クレアもクレアで、ずっとリヴァイと話がしたかった。だがなぜか、話そうと思ったところで必ずリヴァイや自身に急用が入り、うまく切り出すことができぬまま、今朝をむかえてしまったのだ。
自分が話を切り出すタイミングを探っていたところで話しかけられてしまい、一瞬戸惑ったが、もう今しかないだろう。
謝罪は先手必勝といわんばかりにクレアはリヴァイの方を向いた。
…まともに目を合わせたのは何日ぶりだろうか。
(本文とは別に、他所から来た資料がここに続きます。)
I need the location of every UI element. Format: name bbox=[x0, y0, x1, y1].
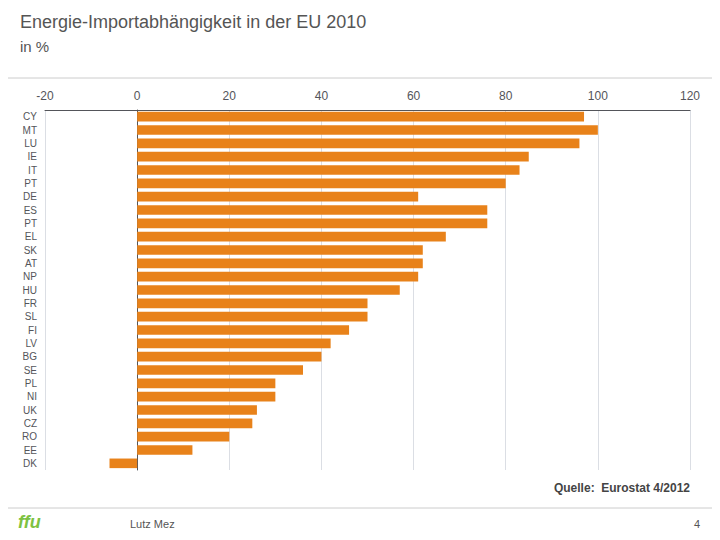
svg-text:4: 4 bbox=[694, 518, 700, 530]
svg-text:LV: LV bbox=[26, 338, 38, 349]
svg-text:-20: -20 bbox=[36, 89, 54, 103]
svg-text:CZ: CZ bbox=[24, 418, 37, 429]
svg-text:DK: DK bbox=[23, 458, 37, 469]
svg-text:PT: PT bbox=[24, 178, 37, 189]
svg-text:ffu: ffu bbox=[18, 512, 41, 532]
svg-text:PT: PT bbox=[24, 218, 37, 229]
svg-text:0: 0 bbox=[134, 89, 141, 103]
svg-text:EL: EL bbox=[25, 231, 38, 242]
svg-text:IT: IT bbox=[28, 165, 37, 176]
svg-text:NP: NP bbox=[23, 271, 37, 282]
svg-text:ES: ES bbox=[24, 205, 38, 216]
svg-text:AT: AT bbox=[25, 258, 37, 269]
svg-text:NI: NI bbox=[27, 391, 37, 402]
svg-text:SK: SK bbox=[24, 245, 38, 256]
svg-text:SE: SE bbox=[24, 365, 38, 376]
svg-text:100: 100 bbox=[588, 89, 608, 103]
svg-text:LU: LU bbox=[24, 138, 37, 149]
svg-text:FI: FI bbox=[28, 325, 37, 336]
svg-text:DE: DE bbox=[23, 191, 37, 202]
svg-text:Lutz Mez: Lutz Mez bbox=[130, 518, 175, 530]
svg-text:UK: UK bbox=[23, 405, 37, 416]
svg-text:IE: IE bbox=[28, 151, 38, 162]
svg-text:60: 60 bbox=[407, 89, 421, 103]
svg-text:FR: FR bbox=[24, 298, 37, 309]
svg-text:in %: in % bbox=[20, 38, 49, 55]
svg-text:HU: HU bbox=[23, 285, 37, 296]
svg-text:20: 20 bbox=[223, 89, 237, 103]
svg-text:Quelle: Eurostat 4/2012: Quelle: Eurostat 4/2012 bbox=[554, 481, 690, 495]
svg-text:BG: BG bbox=[23, 351, 38, 362]
svg-text:MT: MT bbox=[23, 125, 37, 136]
svg-text:RO: RO bbox=[22, 431, 37, 442]
svg-text:SL: SL bbox=[25, 311, 38, 322]
svg-text:80: 80 bbox=[499, 89, 513, 103]
svg-text:PL: PL bbox=[25, 378, 38, 389]
svg-text:CY: CY bbox=[23, 111, 37, 122]
svg-text:40: 40 bbox=[315, 89, 329, 103]
svg-text:120: 120 bbox=[680, 89, 700, 103]
svg-text:EE: EE bbox=[24, 445, 38, 456]
svg-text:Energie-Importabhängigkeit in: Energie-Importabhängigkeit in der EU 201… bbox=[20, 12, 366, 32]
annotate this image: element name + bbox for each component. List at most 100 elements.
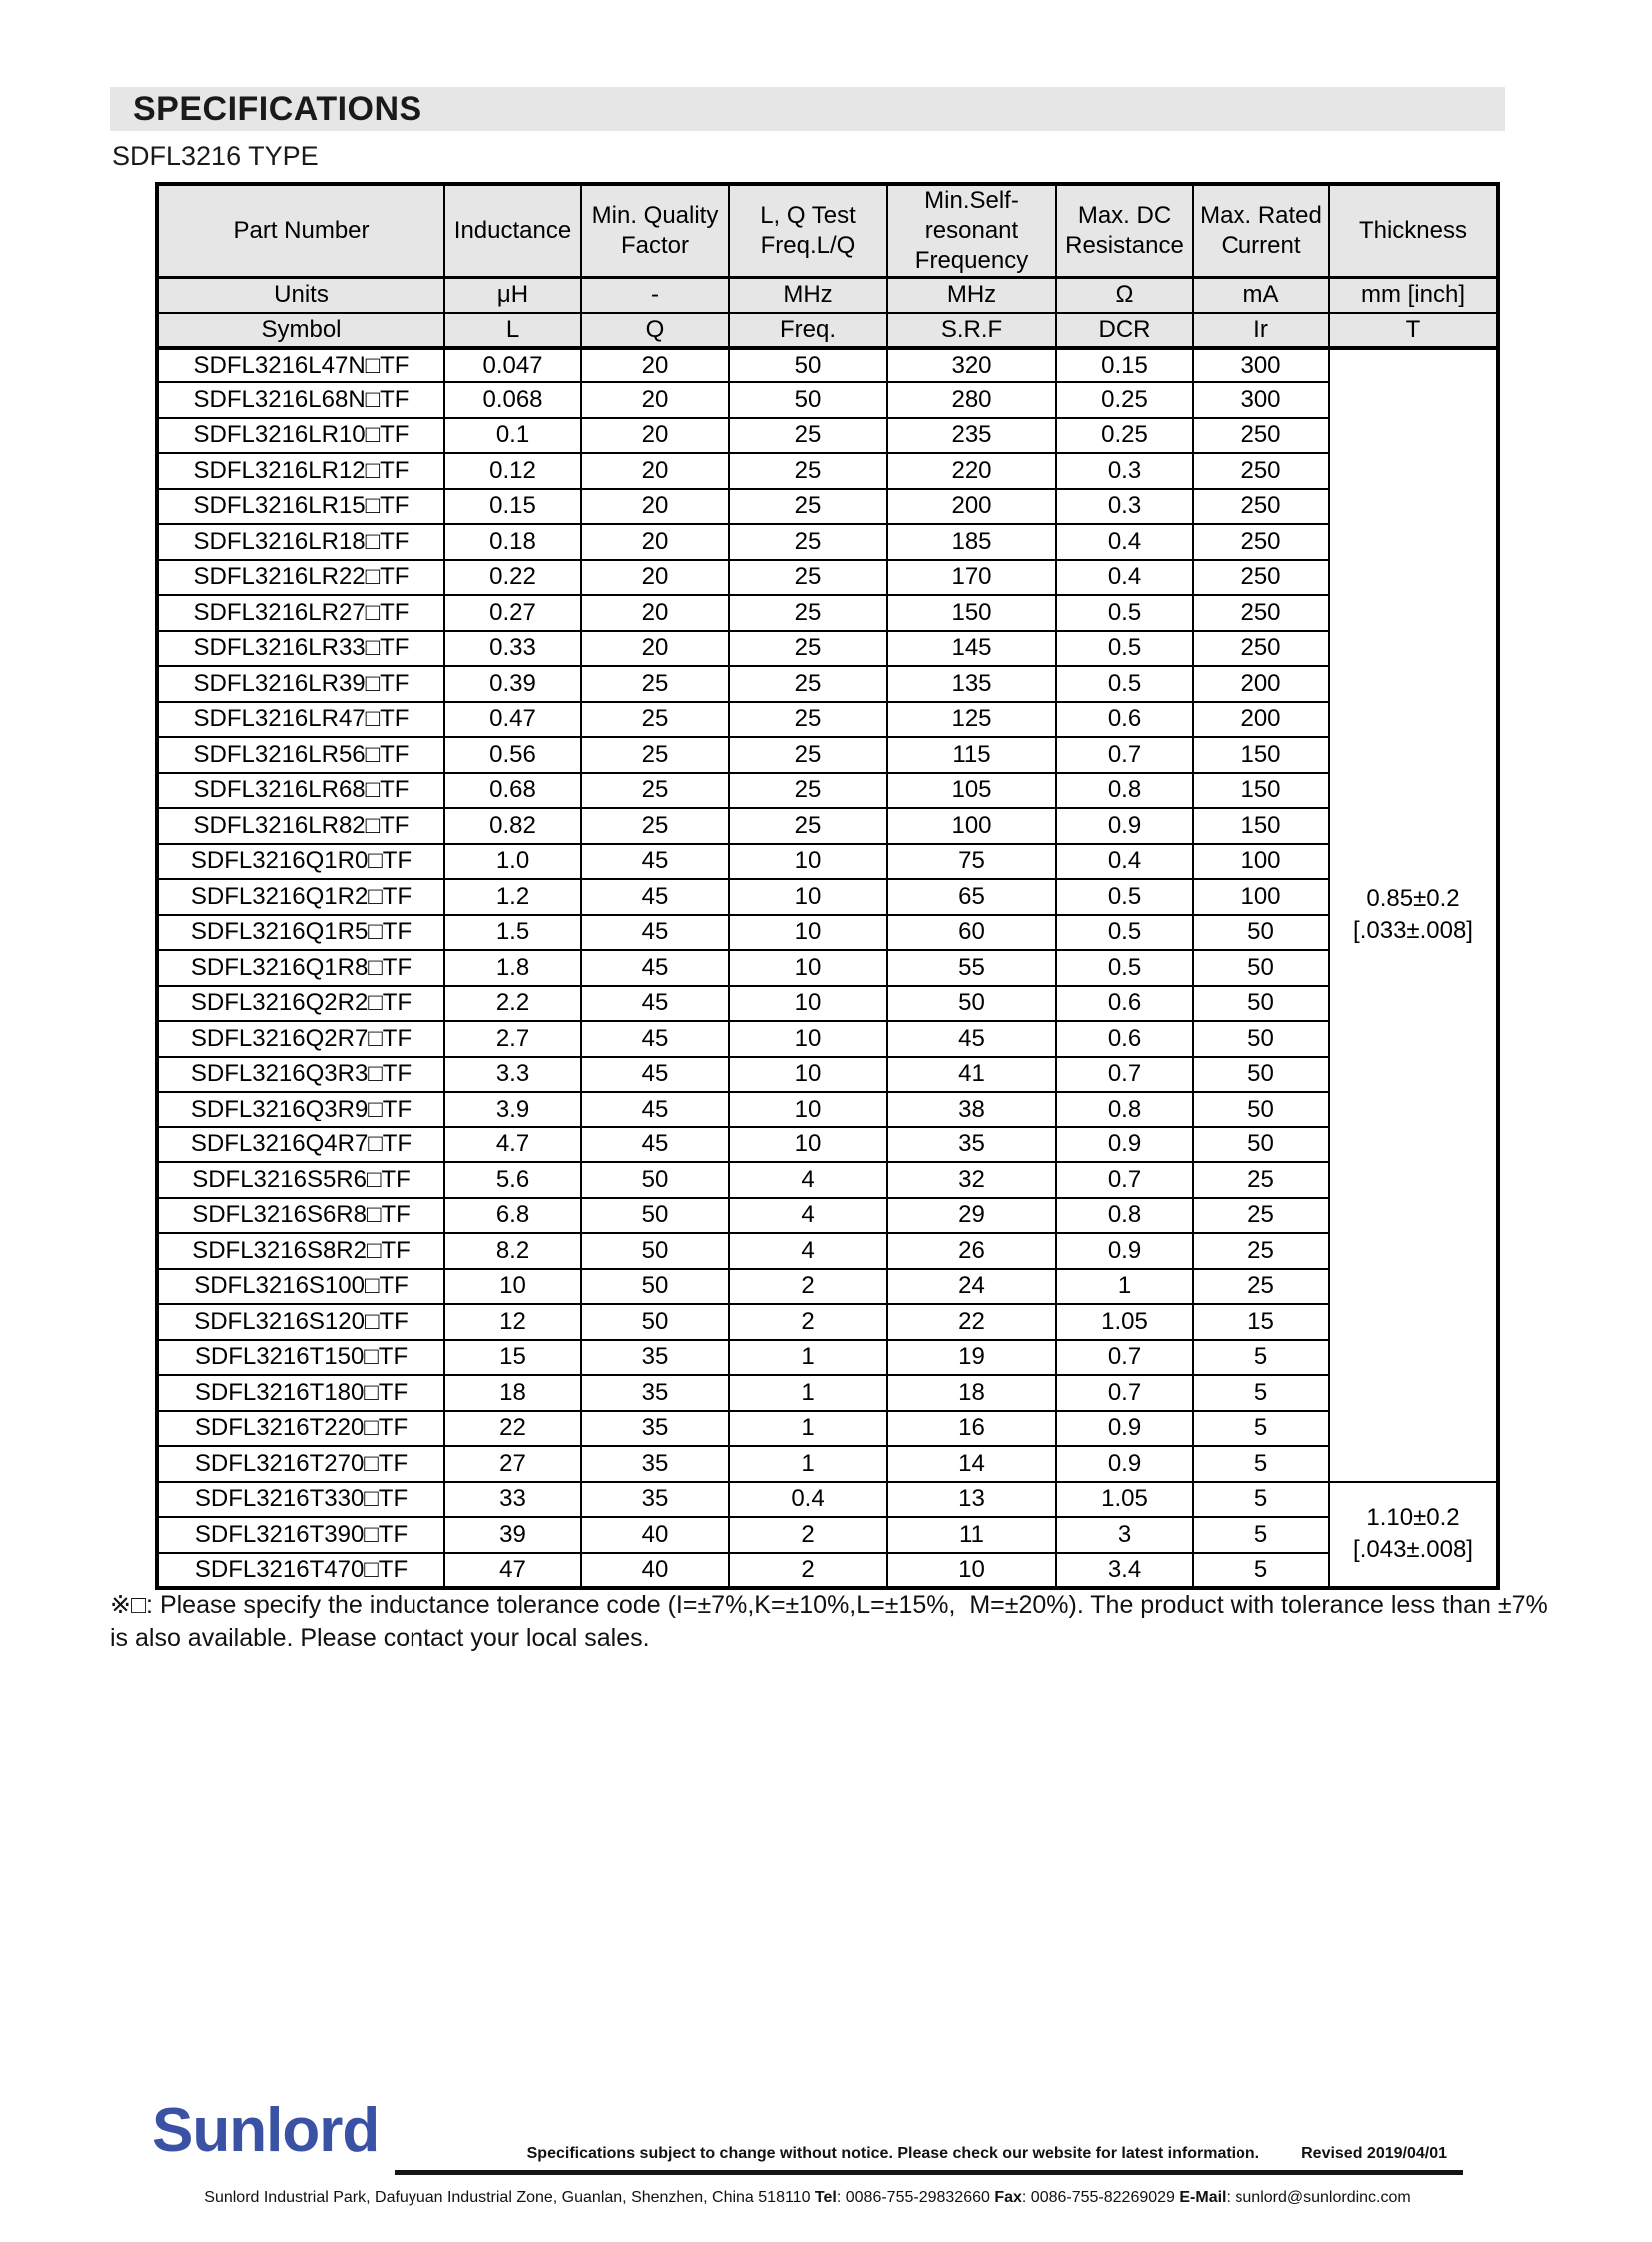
cell-dcr: 1 <box>1055 1267 1194 1305</box>
cell-q: 25 <box>580 665 730 703</box>
symbol-quality-factor: Q <box>580 311 730 350</box>
cell-ir: 5 <box>1192 1516 1330 1554</box>
cell-ir: 25 <box>1192 1267 1330 1305</box>
table-row: SDFL3216S100□TF 10 50 2 24 1 25 <box>156 1267 1498 1305</box>
table-row: SDFL3216L68N□TF 0.068 20 50 280 0.25 300 <box>156 381 1498 419</box>
cell-freq: 25 <box>728 771 888 809</box>
cell-q: 20 <box>580 452 730 490</box>
cell-srf: 280 <box>886 381 1057 419</box>
cell-freq: 10 <box>728 1020 888 1058</box>
cell-ir: 250 <box>1192 629 1330 667</box>
cell-ir: 25 <box>1192 1161 1330 1199</box>
cell-q: 25 <box>580 807 730 845</box>
cell-ir: 50 <box>1192 1125 1330 1163</box>
cell-part: SDFL3216Q2R7□TF <box>156 1020 445 1058</box>
cell-srf: 29 <box>886 1196 1057 1234</box>
spec-table-body: SDFL3216L47N□TF 0.047 20 50 320 0.15 300 0.85±0… <box>156 346 1499 1589</box>
cell-srf: 26 <box>886 1232 1057 1270</box>
cell-freq: 2 <box>728 1303 888 1341</box>
thickness-cell: 0.85±0.2 [.033±.008] <box>1328 346 1499 1483</box>
cell-ir: 250 <box>1192 452 1330 490</box>
cell-part: SDFL3216T180□TF <box>156 1374 445 1412</box>
cell-srf: 125 <box>886 700 1057 738</box>
cell-part: SDFL3216T150□TF <box>156 1338 445 1376</box>
cell-inductance: 0.56 <box>443 736 582 774</box>
cell-inductance: 6.8 <box>443 1196 582 1234</box>
cell-dcr: 0.7 <box>1055 736 1194 774</box>
cell-dcr: 0.25 <box>1055 381 1194 419</box>
table-row: SDFL3216Q1R5□TF 1.5 45 10 60 0.5 50 <box>156 913 1498 951</box>
cell-part: SDFL3216LR10□TF <box>156 416 445 454</box>
cell-dcr: 3.4 <box>1055 1551 1194 1589</box>
cell-part: SDFL3216T330□TF <box>156 1480 445 1518</box>
cell-freq: 10 <box>728 842 888 880</box>
table-row: SDFL3216S8R2□TF 8.2 50 4 26 0.9 25 <box>156 1232 1498 1270</box>
table-row: SDFL3216LR39□TF 0.39 25 25 135 0.5 200 <box>156 665 1498 703</box>
cell-part: SDFL3216LR68□TF <box>156 771 445 809</box>
cell-ir: 50 <box>1192 1055 1330 1093</box>
cell-freq: 10 <box>728 913 888 951</box>
cell-freq: 25 <box>728 736 888 774</box>
cell-q: 35 <box>580 1445 730 1483</box>
cell-inductance: 2.2 <box>443 984 582 1022</box>
cell-inductance: 3.3 <box>443 1055 582 1093</box>
cell-ir: 5 <box>1192 1445 1330 1483</box>
cell-ir: 150 <box>1192 736 1330 774</box>
table-row: SDFL3216Q1R2□TF 1.2 45 10 65 0.5 100 <box>156 878 1498 916</box>
cell-inductance: 27 <box>443 1445 582 1483</box>
spec-table: Part Number Inductance Min. Quality Fact… <box>155 182 1500 1590</box>
cell-inductance: 1.2 <box>443 878 582 916</box>
cell-part: SDFL3216LR33□TF <box>156 629 445 667</box>
table-row: SDFL3216Q1R8□TF 1.8 45 10 55 0.5 50 <box>156 949 1498 987</box>
address-text: Sunlord Industrial Park, Dafuyuan Indust… <box>204 2189 815 2206</box>
cell-dcr: 0.6 <box>1055 1020 1194 1058</box>
header-row: Part Number Inductance Min. Quality Fact… <box>156 183 1499 279</box>
cell-ir: 150 <box>1192 807 1330 845</box>
cell-q: 20 <box>580 558 730 596</box>
cell-q: 45 <box>580 1091 730 1128</box>
cell-ir: 50 <box>1192 1020 1330 1058</box>
table-row: SDFL3216L47N□TF 0.047 20 50 320 0.15 300 0.85±0… <box>156 346 1499 1483</box>
cell-inductance: 8.2 <box>443 1232 582 1270</box>
cell-ir: 150 <box>1192 771 1330 809</box>
cell-dcr: 0.9 <box>1055 1409 1194 1447</box>
symbol-label: Symbol <box>156 311 445 350</box>
cell-ir: 15 <box>1192 1303 1330 1341</box>
cell-ir: 5 <box>1192 1409 1330 1447</box>
cell-part: SDFL3216S120□TF <box>156 1303 445 1341</box>
cell-q: 35 <box>580 1480 730 1518</box>
table-row: SDFL3216Q4R7□TF 4.7 45 10 35 0.9 50 <box>156 1125 1498 1163</box>
cell-freq: 1 <box>728 1374 888 1412</box>
cell-freq: 10 <box>728 984 888 1022</box>
cell-srf: 60 <box>886 913 1057 951</box>
cell-inductance: 18 <box>443 1374 582 1412</box>
units-row: Units μH - MHz MHz Ω mA mm [inch] <box>156 276 1499 314</box>
table-row: SDFL3216Q1R0□TF 1.0 45 10 75 0.4 100 <box>156 842 1498 880</box>
table-row: SDFL3216T390□TF 39 40 2 11 3 5 <box>156 1516 1498 1554</box>
cell-freq: 25 <box>728 594 888 632</box>
cell-dcr: 0.5 <box>1055 665 1194 703</box>
cell-ir: 5 <box>1192 1374 1330 1412</box>
cell-freq: 10 <box>728 1055 888 1093</box>
cell-q: 35 <box>580 1338 730 1376</box>
cell-freq: 10 <box>728 1091 888 1128</box>
cell-inductance: 0.33 <box>443 629 582 667</box>
cell-srf: 220 <box>886 452 1057 490</box>
cell-srf: 320 <box>886 346 1057 383</box>
cell-part: SDFL3216Q1R0□TF <box>156 842 445 880</box>
cell-dcr: 0.5 <box>1055 878 1194 916</box>
cell-srf: 170 <box>886 558 1057 596</box>
cell-q: 35 <box>580 1374 730 1412</box>
table-row: SDFL3216Q3R3□TF 3.3 45 10 41 0.7 50 <box>156 1055 1498 1093</box>
cell-dcr: 0.6 <box>1055 700 1194 738</box>
symbol-dcr: DCR <box>1055 311 1194 350</box>
unit-test-freq: MHz <box>728 276 888 314</box>
col-header-lq-test-freq: L, Q Test Freq.L/Q <box>728 183 888 279</box>
table-row: SDFL3216T150□TF 15 35 1 19 0.7 5 <box>156 1338 1498 1376</box>
units-label: Units <box>156 276 445 314</box>
tel-value: : 0086-755-29832660 <box>836 2189 995 2206</box>
cell-dcr: 0.8 <box>1055 1196 1194 1234</box>
cell-srf: 75 <box>886 842 1057 880</box>
cell-inductance: 15 <box>443 1338 582 1376</box>
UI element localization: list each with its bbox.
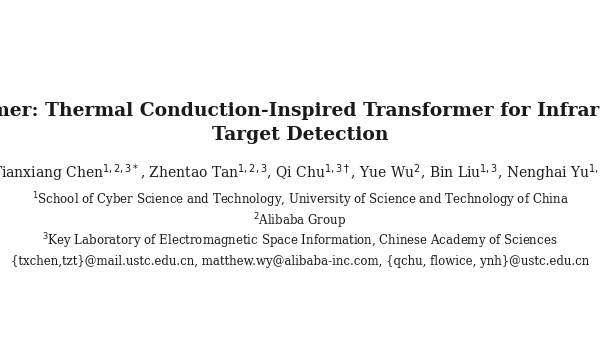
Text: $^{1}$School of Cyber Science and Technology, University of Science and Technolo: $^{1}$School of Cyber Science and Techno…: [32, 191, 568, 210]
Text: {txchen,tzt}@mail.ustc.edu.cn, matthew.wy@alibaba-inc.com, {qchu, flowice, ynh}@: {txchen,tzt}@mail.ustc.edu.cn, matthew.w…: [11, 255, 589, 268]
Text: $^{3}$Key Laboratory of Electromagnetic Space Information, Chinese Academy of Sc: $^{3}$Key Laboratory of Electromagnetic …: [42, 231, 558, 251]
Text: Tianxiang Chen$^{1,2,3*}$, Zhentao Tan$^{1,2,3}$, Qi Chu$^{1,3\dagger}$, Yue Wu$: Tianxiang Chen$^{1,2,3*}$, Zhentao Tan$^…: [0, 163, 600, 184]
Text: $^{2}$Alibaba Group: $^{2}$Alibaba Group: [253, 211, 347, 231]
Text: TCI-Former: Thermal Conduction-Inspired Transformer for Infrared Small
Target De: TCI-Former: Thermal Conduction-Inspired …: [0, 102, 600, 144]
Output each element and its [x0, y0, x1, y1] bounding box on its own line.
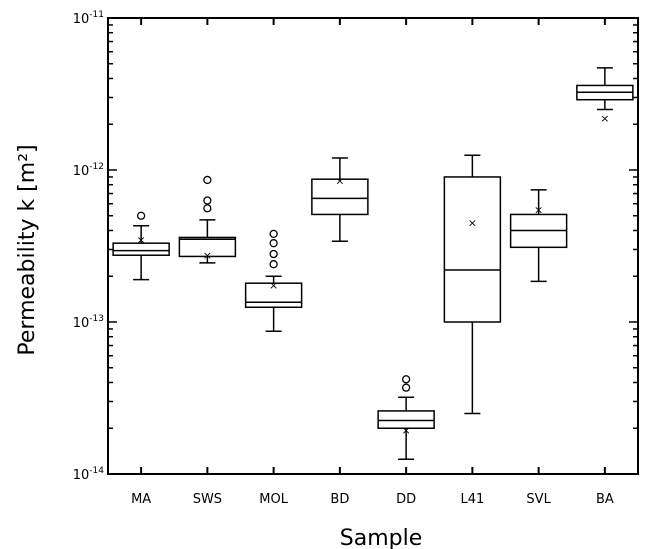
- y-tick-label: 10-11: [73, 10, 104, 27]
- outlier-point: [269, 229, 278, 239]
- x-tick-label: DD: [396, 492, 416, 507]
- outlier-point: [269, 249, 278, 259]
- outlier-point: [203, 175, 212, 185]
- box-dd: ×: [377, 375, 435, 461]
- mean-marker: ×: [468, 217, 477, 230]
- y-tick-label: 10-14: [73, 466, 105, 483]
- x-tick-label: L41: [460, 492, 484, 507]
- box-sws: ×: [178, 175, 237, 264]
- x-tick-label: BA: [596, 492, 614, 507]
- box-series: × × × × × × × ×: [112, 67, 634, 461]
- x-tick-label: SWS: [193, 492, 222, 507]
- box-l41: ×: [443, 154, 502, 415]
- outlier-point: [401, 383, 411, 392]
- x-tick-label: MOL: [259, 492, 288, 507]
- outlier-point: [203, 196, 212, 205]
- box-iqr: [244, 282, 303, 309]
- y-axis-title: Permeability k [m²]: [15, 144, 40, 355]
- mean-marker: ×: [534, 203, 543, 216]
- box-ba: ×: [576, 67, 634, 125]
- box-iqr: [443, 176, 502, 323]
- x-axis-title: Sample: [340, 526, 423, 549]
- outlier-point: [269, 239, 278, 248]
- mean-marker: ×: [335, 175, 344, 188]
- outlier-point: [203, 204, 212, 213]
- outlier-point: [269, 260, 278, 269]
- box-mol: ×: [244, 229, 303, 332]
- box-iqr: [112, 242, 170, 256]
- mean-marker: ×: [600, 112, 609, 125]
- box-iqr: [178, 236, 237, 258]
- box-iqr: [377, 410, 435, 429]
- plot-frame: [107, 17, 639, 475]
- mean-marker: ×: [269, 279, 278, 292]
- outlier-point: [136, 211, 146, 220]
- x-tick-label: BD: [330, 492, 349, 507]
- box-bd: ×: [311, 157, 369, 242]
- box-ma: ×: [112, 211, 170, 281]
- x-tick-label: SVL: [526, 492, 551, 507]
- box-svl: ×: [509, 189, 568, 283]
- x-axis-tick-labels: MA SWS MOL BD DD L41 SVL BA: [131, 18, 614, 507]
- mean-marker: ×: [203, 249, 212, 262]
- x-tick-label: MA: [131, 492, 151, 507]
- y-axis-ticks: [108, 24, 638, 475]
- mean-marker: ×: [137, 233, 146, 246]
- mean-marker: ×: [402, 424, 411, 437]
- y-axis-tick-labels: 10-14 10-13 10-12 10-11: [73, 10, 105, 483]
- plot-border: [107, 17, 639, 475]
- box-iqr: [311, 178, 369, 216]
- y-tick-label: 10-13: [73, 314, 104, 331]
- y-tick-label: 10-12: [73, 162, 104, 179]
- outlier-point: [401, 375, 411, 384]
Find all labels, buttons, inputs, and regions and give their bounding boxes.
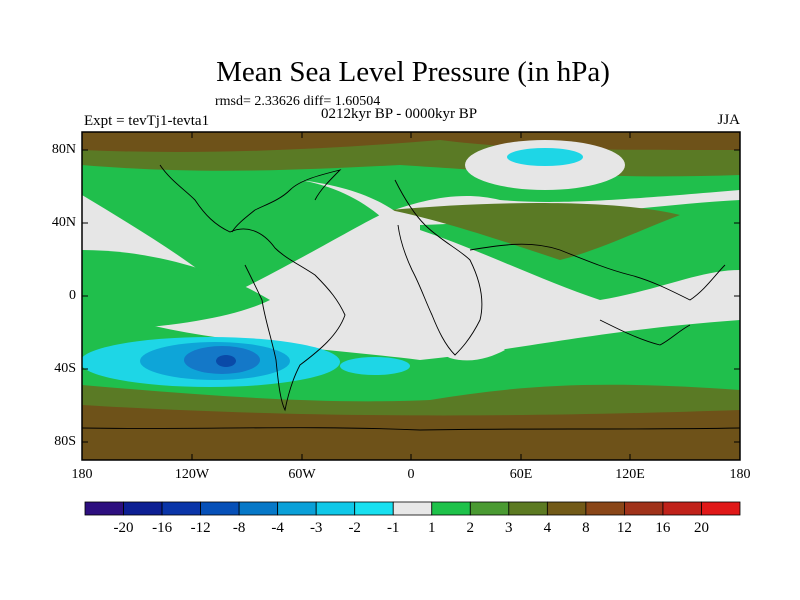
antarctica-coastline [82, 427, 740, 431]
lon-label-120e: 120E [615, 467, 645, 482]
rmsd-diff-stats: rmsd= 2.33626 diff= 1.60504 [215, 94, 381, 109]
season-label: JJA [717, 112, 740, 128]
colorbar-label: -1 [386, 520, 400, 536]
colorbar-box [200, 501, 240, 516]
colorbar-box [392, 501, 433, 516]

少し戸惑った表情のリヴァイにクレアは少し口籠ってしまう。
「あ、あの兵長…」
リヴァイもリヴァイで、久しぶりに目を合わすクレアの蒼い瞳は、一段と吸い込まれそうなほど澄んでいて、言葉を詰まらせてしまった。
しかし、チャンスはもう今しかない。
「おい…」
リヴァイが口を開いたその時だった。
──バタンッ!!──
「リヴァイ兵長!」
ノックもせず盛大に扉があいた。